Agile promises that everything will be beautiful now. We’ll just slap a label on what we’re doing now—let’s call it “Scrum,” create a bit more chaos because it’s about managing chaos—thus, everyone does what they want, how they want, and we stop documenting anything. After all, we are using Agile; everything will self-organize.
Why Agile Often Fails
Therefore, Agile most often doesn’t work because the people blindly applying it or the management preliminarily accepting the benefits of the approach use very simplified thinking: “Ok. We’re doing Scrum. But actually, 8 out of 10 elements don’t suit us, so we’ll pick what fits (two elements), and we’ll continue doing the rest as before (as described above).”

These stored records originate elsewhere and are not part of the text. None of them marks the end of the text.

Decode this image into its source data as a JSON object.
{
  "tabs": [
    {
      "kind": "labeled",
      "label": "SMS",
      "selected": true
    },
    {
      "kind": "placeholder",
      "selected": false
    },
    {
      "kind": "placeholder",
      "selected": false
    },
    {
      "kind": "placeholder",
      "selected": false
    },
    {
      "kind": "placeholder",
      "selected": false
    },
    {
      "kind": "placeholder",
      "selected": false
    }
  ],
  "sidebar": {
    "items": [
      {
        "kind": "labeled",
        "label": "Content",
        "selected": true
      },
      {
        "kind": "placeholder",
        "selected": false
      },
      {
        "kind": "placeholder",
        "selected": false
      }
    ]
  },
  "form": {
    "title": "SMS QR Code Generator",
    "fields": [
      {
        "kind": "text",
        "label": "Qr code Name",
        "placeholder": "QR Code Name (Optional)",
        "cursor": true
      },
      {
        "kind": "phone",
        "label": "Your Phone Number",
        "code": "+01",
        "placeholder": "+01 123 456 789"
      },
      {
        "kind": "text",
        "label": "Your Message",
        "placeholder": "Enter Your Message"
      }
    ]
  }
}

And everything will remain as it was, or even get worse.
A Word of Caution
THUS WARNING: In such a case, one should not, and even MUST NOT, start using Agile. Agile is a change, a significant change, not a label that will solve all problems (in this case, a bottle of alcohol might probably work better).
(Text translated and moved from original old blog automatically by AI. May contain inaccuracies.)